今日は本物のストーカーを4人招いて徹底検証
本当に効果のあるストーカー対策プロの技とは?
↓以下リンク先
2 名無しの視聴者
真の博愛主義者
16 名無しの視聴者
ストーカーニコニコで肩組んでて草
22 名無しの視聴者
「日ごろから私のことをストーキングしてる人がいるそうなので、今日はそのプロの方に話を聞くことにしました」
メンタル強すぎない?
57 名無しの視聴者
またこいつか、売名だろ
134 名無しの視聴者
割と内容しっかりしててほんと草
13 名無しの視聴者
好感度しか稼げない男
66 名無しの視聴者
「これでガラスの音を集音できます」
って普通にレーザー盗聴器出してたけどガチの人達じゃん、逃げて〜
156 名無しの視聴者
ストーキングしときゃよかった……
【超絶朗報】Utuberさん、脱いでしまう
1 名無しの視聴者
今週は有名Utuberスーパーバードの寒中水泳企画に密着取材
プロデューサーまで服を脱いで海へ入り、一年の健康を願った
↓以下リンク先
2 名無しの視聴者
エッッッッッッッッッッッッッッッッッッッッッッッッッッッッッッッッッッッッッッッッッッッッッ
16 名無しの視聴者
思わずモニター拝んだわ
45 名無しの視聴者
昼休みに会社のモニターで見てたら上司どころか隣の部屋の部長まで見に来た
48 名無しの視聴者
>>45
想像したら草
55 名無しの視聴者
釣りかと思ったらほんとだった
78 名無しの視聴者
若干腹プニッてんのがマジでエロい
170 名無しの視聴者
動画見ながら〇〇〇〇捗るわ
99 名無しの視聴者
やっぱスーバーのメンバーとやってんのかな
103 名無しの視聴者
>>99
死にたくなるからやめてくれ
【悲報】 Utuberさん、インドでお尋ね者
1 名無しの視聴者
現地警察の捜査によると、厨房から出火したゴアの飲食店から日本人男性がインド人女性3人を救出したと見られています。

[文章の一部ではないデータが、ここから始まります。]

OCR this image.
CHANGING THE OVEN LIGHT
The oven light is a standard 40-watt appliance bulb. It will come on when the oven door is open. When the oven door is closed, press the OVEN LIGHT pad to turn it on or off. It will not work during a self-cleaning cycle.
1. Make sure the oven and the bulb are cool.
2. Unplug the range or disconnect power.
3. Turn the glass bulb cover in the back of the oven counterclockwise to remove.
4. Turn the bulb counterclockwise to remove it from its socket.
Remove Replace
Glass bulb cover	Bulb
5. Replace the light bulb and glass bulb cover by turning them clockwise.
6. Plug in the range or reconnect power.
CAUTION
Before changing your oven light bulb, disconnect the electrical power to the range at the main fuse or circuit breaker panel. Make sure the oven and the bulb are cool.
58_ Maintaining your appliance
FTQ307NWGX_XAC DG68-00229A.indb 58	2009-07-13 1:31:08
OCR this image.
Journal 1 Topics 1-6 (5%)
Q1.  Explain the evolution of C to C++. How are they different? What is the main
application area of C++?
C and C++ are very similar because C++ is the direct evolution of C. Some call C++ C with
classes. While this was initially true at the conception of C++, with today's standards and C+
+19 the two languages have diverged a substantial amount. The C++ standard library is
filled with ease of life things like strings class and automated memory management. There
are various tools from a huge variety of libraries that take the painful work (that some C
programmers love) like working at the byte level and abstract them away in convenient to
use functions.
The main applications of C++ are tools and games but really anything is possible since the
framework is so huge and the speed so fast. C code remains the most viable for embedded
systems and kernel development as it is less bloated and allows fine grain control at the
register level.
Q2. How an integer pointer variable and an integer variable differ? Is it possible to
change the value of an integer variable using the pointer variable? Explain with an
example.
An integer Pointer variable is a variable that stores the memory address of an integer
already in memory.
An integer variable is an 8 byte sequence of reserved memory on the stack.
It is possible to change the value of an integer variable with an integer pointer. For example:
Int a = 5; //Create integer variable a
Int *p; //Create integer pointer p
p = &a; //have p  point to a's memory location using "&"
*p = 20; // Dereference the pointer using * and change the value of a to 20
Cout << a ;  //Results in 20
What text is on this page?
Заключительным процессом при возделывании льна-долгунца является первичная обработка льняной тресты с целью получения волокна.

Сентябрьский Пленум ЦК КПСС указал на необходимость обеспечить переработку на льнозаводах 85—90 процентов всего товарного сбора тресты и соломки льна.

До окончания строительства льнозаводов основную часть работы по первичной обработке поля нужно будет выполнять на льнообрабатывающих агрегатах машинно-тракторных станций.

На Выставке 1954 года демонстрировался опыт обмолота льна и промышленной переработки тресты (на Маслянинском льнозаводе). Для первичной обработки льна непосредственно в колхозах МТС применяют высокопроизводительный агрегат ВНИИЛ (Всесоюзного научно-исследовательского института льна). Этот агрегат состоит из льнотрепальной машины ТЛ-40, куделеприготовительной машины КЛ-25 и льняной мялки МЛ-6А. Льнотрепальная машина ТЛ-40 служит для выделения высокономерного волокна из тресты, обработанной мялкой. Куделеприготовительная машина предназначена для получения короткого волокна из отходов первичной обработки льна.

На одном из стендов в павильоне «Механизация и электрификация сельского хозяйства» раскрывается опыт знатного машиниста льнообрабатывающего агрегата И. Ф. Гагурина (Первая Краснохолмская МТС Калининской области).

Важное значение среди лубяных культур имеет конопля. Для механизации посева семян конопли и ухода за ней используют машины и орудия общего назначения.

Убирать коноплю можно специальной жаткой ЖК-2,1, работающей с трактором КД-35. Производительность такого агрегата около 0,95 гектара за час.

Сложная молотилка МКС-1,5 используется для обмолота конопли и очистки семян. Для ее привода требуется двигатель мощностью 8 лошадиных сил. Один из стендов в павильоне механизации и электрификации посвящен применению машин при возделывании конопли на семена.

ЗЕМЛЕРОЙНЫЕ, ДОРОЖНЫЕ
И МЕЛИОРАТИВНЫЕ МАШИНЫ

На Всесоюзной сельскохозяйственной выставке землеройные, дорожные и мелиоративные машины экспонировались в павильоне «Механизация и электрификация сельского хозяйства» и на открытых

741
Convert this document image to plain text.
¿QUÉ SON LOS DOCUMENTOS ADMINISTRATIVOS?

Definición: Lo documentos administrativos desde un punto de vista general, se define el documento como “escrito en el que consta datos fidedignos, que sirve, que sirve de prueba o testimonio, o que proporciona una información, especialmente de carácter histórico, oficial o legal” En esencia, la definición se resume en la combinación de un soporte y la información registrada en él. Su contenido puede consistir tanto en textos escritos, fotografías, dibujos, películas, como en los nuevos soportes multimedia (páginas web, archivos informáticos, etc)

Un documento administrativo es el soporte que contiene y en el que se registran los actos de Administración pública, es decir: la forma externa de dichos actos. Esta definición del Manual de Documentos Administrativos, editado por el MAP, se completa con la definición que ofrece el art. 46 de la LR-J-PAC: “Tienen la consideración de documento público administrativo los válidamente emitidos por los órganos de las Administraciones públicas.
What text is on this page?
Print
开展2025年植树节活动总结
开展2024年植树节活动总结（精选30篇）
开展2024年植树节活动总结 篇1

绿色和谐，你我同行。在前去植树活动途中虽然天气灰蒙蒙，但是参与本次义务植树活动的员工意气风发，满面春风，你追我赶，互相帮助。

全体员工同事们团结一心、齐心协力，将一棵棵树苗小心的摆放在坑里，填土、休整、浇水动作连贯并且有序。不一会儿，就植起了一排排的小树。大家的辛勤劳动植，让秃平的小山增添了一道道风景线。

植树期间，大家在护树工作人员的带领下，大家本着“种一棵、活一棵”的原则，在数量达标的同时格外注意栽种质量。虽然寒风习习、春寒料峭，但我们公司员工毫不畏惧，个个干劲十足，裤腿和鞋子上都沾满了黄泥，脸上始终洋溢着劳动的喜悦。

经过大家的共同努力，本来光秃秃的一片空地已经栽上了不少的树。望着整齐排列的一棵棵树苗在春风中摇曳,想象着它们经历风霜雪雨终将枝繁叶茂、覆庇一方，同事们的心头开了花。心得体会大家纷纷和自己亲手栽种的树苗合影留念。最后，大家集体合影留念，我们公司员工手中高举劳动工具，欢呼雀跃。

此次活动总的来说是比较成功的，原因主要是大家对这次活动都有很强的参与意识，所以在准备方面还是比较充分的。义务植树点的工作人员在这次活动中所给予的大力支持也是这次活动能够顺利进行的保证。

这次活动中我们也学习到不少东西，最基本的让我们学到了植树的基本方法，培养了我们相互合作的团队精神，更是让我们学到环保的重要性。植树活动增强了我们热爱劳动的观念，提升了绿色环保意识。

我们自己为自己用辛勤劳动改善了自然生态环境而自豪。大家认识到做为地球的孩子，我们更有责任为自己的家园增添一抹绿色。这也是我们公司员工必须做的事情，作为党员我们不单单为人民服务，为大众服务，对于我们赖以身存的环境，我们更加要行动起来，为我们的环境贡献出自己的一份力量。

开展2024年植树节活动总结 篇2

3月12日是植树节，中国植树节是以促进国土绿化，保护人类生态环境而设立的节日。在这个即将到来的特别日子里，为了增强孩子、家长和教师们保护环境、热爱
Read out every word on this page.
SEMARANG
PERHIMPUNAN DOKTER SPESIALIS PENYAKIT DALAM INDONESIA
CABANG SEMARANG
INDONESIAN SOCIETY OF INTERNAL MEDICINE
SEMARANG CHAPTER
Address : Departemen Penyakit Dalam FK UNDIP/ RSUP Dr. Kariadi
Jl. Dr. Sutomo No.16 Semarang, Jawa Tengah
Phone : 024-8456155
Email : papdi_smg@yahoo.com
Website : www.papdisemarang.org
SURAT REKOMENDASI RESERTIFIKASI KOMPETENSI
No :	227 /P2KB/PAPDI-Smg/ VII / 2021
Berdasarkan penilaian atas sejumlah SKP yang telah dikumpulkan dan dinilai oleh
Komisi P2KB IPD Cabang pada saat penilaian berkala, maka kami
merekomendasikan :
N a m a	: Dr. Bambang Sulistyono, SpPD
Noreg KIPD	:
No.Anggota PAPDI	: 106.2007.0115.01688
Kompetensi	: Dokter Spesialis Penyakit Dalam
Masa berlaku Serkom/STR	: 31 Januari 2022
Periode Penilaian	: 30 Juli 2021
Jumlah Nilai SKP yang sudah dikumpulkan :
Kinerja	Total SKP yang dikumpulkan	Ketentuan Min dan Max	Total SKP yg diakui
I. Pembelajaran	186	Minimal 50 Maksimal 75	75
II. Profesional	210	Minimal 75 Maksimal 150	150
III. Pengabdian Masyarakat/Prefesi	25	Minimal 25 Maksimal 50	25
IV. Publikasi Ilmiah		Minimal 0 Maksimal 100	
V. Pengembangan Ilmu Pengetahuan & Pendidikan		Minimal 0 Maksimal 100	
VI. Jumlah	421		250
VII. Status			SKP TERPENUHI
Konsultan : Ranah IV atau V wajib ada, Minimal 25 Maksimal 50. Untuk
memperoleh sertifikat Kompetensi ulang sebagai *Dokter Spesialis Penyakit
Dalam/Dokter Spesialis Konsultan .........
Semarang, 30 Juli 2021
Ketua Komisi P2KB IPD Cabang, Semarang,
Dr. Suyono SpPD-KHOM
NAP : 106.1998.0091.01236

男性は右肩にカメラを担いだまま逆の肩に女性を担いで救出しており、現地では「スーパーマン」と呼ばれているそうです。
男性はその後連れの女性と共に現場を立ち去っており、インド政府は男性の情報を求めています。
↓以下リンク先
2 名無しの視聴者
ニュースで映像見たけど完全にメッキだったわ。
33 名無しの視聴者
撮る方と撮られる方を致命的に間違えた男
134 名無しの視聴者
人を笑顔にしかできない男
382 名無しの視聴者
割とマジで凄くて草
4 名無しの視聴者
なんでカメラ降ろさないんだ?
8 名無しの視聴者
>>4
撮れ高が欲しいからだろ
99 名無しの視聴者
かっこええやん
198 名無しの視聴者
映画みたい
153 名無しの視聴者
これも動画にならないのかな、最近インドネシア行ってたけどその動画も出してないし
色々考えたんですけど、ストーカーの人とかは本編に出さない事にしました。